In this way, anyone who uses herbs is practicing herbalism. As you learn about plants and their nourishing properties and spiritual potencies, herbalism becomes more than an occasional past time, more than a passion or a business. Once one begins to consider nourishment as an everyday commitment, a joyful task that is counter to the dominant narrative of “health” and “medicine” and “food” in general, herbalism becomes something more than the use of herbs…
Herbalism becomes a state of mind, a way of life.

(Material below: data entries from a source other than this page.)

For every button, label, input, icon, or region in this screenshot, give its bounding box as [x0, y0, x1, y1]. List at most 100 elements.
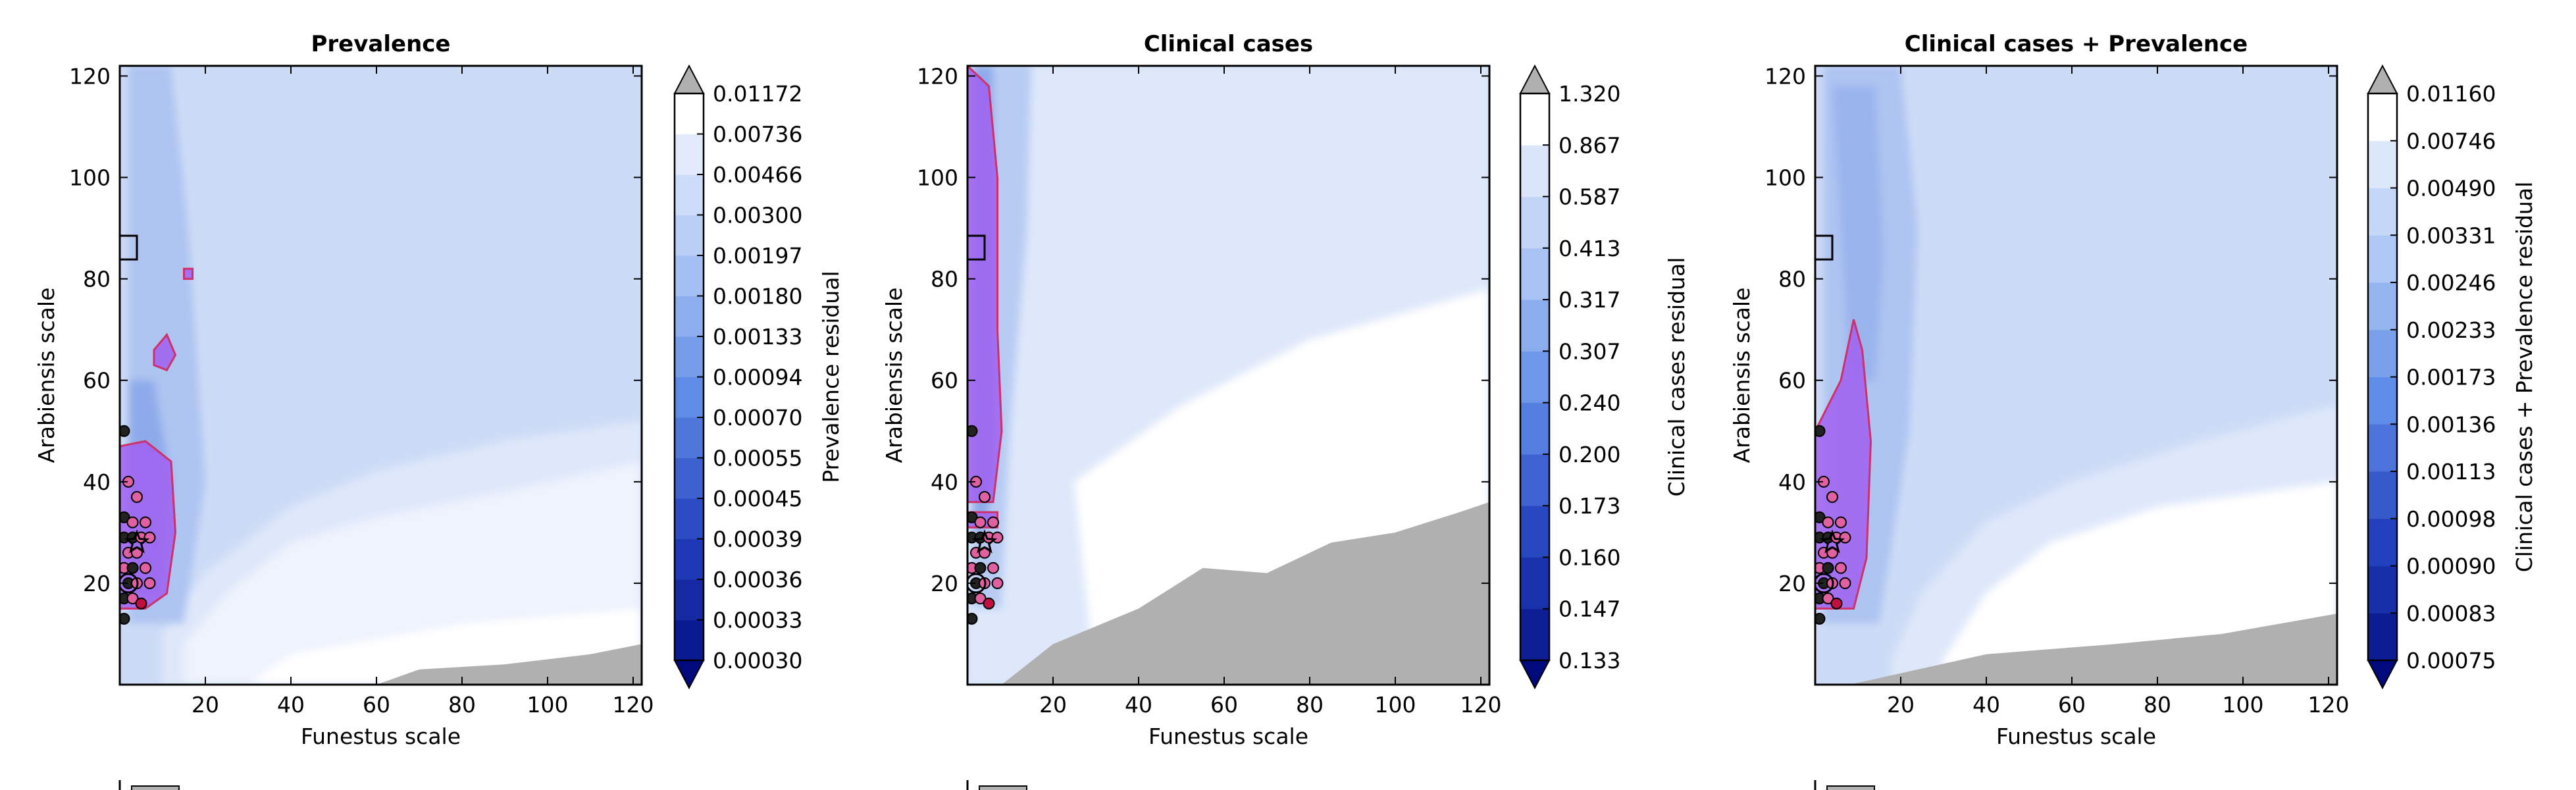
sample-point	[1822, 516, 1834, 529]
colorbar-segment	[1520, 557, 1549, 610]
sample-point	[120, 612, 130, 625]
colorbar-label: Clinical cases residual	[1664, 257, 1689, 497]
colorbar-segment	[675, 498, 704, 539]
colorbar-segment	[2368, 329, 2397, 377]
sample-point	[1835, 516, 1847, 529]
legend-stubs	[118, 780, 1875, 790]
sample-point	[140, 562, 151, 574]
colorbar-label: Clinical cases + Prevalence residual	[2512, 182, 2537, 572]
y-tick-label: 80	[1778, 267, 1806, 292]
sample-point	[967, 612, 978, 625]
over-range-region	[1849, 614, 2337, 685]
sample-point	[120, 425, 130, 437]
colorbar-segment	[1520, 351, 1549, 404]
sample-point	[991, 577, 1004, 589]
colorbar-segment	[675, 458, 704, 499]
x-tick-label: 20	[1039, 692, 1067, 718]
best-fit-region	[183, 267, 193, 280]
panel-prevalence: 20 40 60 80 100 120 20 40 60 80 100 120 Prevalence Fu…	[34, 31, 844, 749]
sample-point	[979, 490, 991, 503]
x-axis-label: Funestus scale	[1996, 724, 2156, 749]
x-tick-label: 100	[1375, 692, 1416, 718]
y-tick-label: 60	[931, 368, 958, 394]
colorbar-label: Prevalence residual	[818, 271, 844, 483]
sample-point	[1822, 562, 1834, 574]
colorbar-tick-label: 0.00136	[2406, 411, 2496, 437]
colorbar-segment	[2368, 424, 2397, 472]
colorbar-over-triangle	[2367, 64, 2398, 94]
y-axis-label: Arabiensis scale	[1729, 288, 1755, 463]
plot-frame	[966, 65, 1491, 686]
panel-clinical-cases: 20 40 60 80 100 120 20 40 60 80 100 120 Clinical cas…	[881, 31, 1689, 749]
colorbar-under-triangle	[1519, 660, 1551, 690]
reference-circle	[967, 573, 987, 594]
sample-point	[974, 562, 987, 574]
y-tick-label: 20	[83, 571, 111, 596]
sample-point	[126, 592, 139, 605]
contour-field	[967, 66, 1489, 685]
sample-point	[143, 577, 156, 589]
colorbar-tick-label: 0.00039	[713, 527, 802, 552]
y-tick-label: 100	[1765, 165, 1806, 191]
y-tick-label: 40	[1778, 469, 1806, 495]
sample-point	[983, 597, 995, 610]
colorbar-tick-label: 0.00094	[713, 365, 802, 390]
colorbar-tick-label: 0.00036	[713, 567, 802, 592]
over-range-region	[376, 644, 642, 685]
colorbar-tick-label: 0.00736	[713, 122, 802, 147]
x-tick-label: 120	[1460, 692, 1502, 718]
colorbar-tick-label: 0.867	[1558, 132, 1620, 158]
y-tick-label: 60	[1778, 368, 1806, 394]
y-tick-label: 20	[931, 571, 958, 596]
colorbar-segment	[1520, 93, 1549, 145]
colorbar-segment	[2368, 282, 2397, 330]
y-tick-label: 100	[917, 165, 958, 191]
colorbar-tick-label: 0.00197	[713, 243, 802, 269]
sample-point	[967, 425, 978, 437]
x-tick-label: 100	[527, 692, 569, 718]
colorbar-segment	[675, 377, 704, 418]
colorbar-tick-label: 0.00331	[2406, 223, 2496, 248]
over-range-region	[1002, 502, 1489, 685]
colorbar-tick-label: 0.00233	[2406, 317, 2496, 343]
best-estimate-star	[1819, 529, 1845, 554]
colorbar-tick-label: 0.00300	[713, 203, 802, 228]
reference-circle	[120, 573, 139, 594]
y-tick-label: 100	[69, 165, 111, 191]
colorbar-tick-label: 1.320	[1558, 81, 1620, 107]
sample-point	[1822, 592, 1834, 605]
colorbar-segment	[2368, 188, 2397, 236]
x-tick-label: 120	[613, 692, 654, 718]
best-fit-region	[967, 66, 1003, 504]
colorbar-tick-label: 0.00070	[713, 405, 802, 431]
sample-point	[120, 511, 130, 523]
colorbar: 0.00030 0.00033 0.00036 0.00039 0.00045 0.000…	[673, 64, 844, 690]
sample-point	[126, 516, 139, 529]
colorbar-segment	[675, 417, 704, 458]
chart-title: Clinical cases	[1144, 31, 1313, 57]
colorbar-segment	[1520, 248, 1549, 300]
sample-point	[135, 597, 147, 610]
colorbar-segment	[675, 93, 704, 134]
colorbar-segment	[675, 215, 704, 256]
colorbar-segment	[2368, 613, 2397, 661]
legend-swatch	[1826, 785, 1875, 790]
sample-point	[974, 516, 987, 529]
sample-point	[126, 562, 139, 574]
y-tick-label: 80	[931, 267, 958, 292]
colorbar-over-triangle	[1519, 64, 1551, 94]
colorbar-segment	[1520, 506, 1549, 558]
colorbar-segment	[675, 539, 704, 580]
colorbar-tick-label: 0.00180	[713, 284, 802, 309]
colorbar-tick-label: 0.00466	[713, 162, 802, 188]
y-tick-label: 120	[1765, 63, 1806, 89]
colorbar-segment	[2368, 140, 2397, 188]
reference-circle	[1815, 573, 1834, 594]
sample-point	[1826, 490, 1838, 503]
colorbar-tick-label: 0.00173	[2406, 365, 2496, 390]
legend-swatch	[131, 785, 180, 790]
colorbar-tick-label: 0.00055	[713, 446, 802, 471]
plot-frame	[118, 65, 643, 686]
colorbar-tick-label: 0.00246	[2406, 270, 2496, 296]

So yes, it’s certainly ok to only think of using herbs when you’re coming down with a cold, because we’re busy and there’s only so much time in the day. But please remember that herbalism is simple because nourishment is simple. We find it all around us: food is medicine, love is medicine, and medicine is the vital green energy growing between cracks in the pavement or in forgotten corners of the field…
When we integrate herbs into our everyday life, we can be assured we’re doing more good for ourselves, our families, and our communities than we may know.
In our everyday lives, nourishment abounds.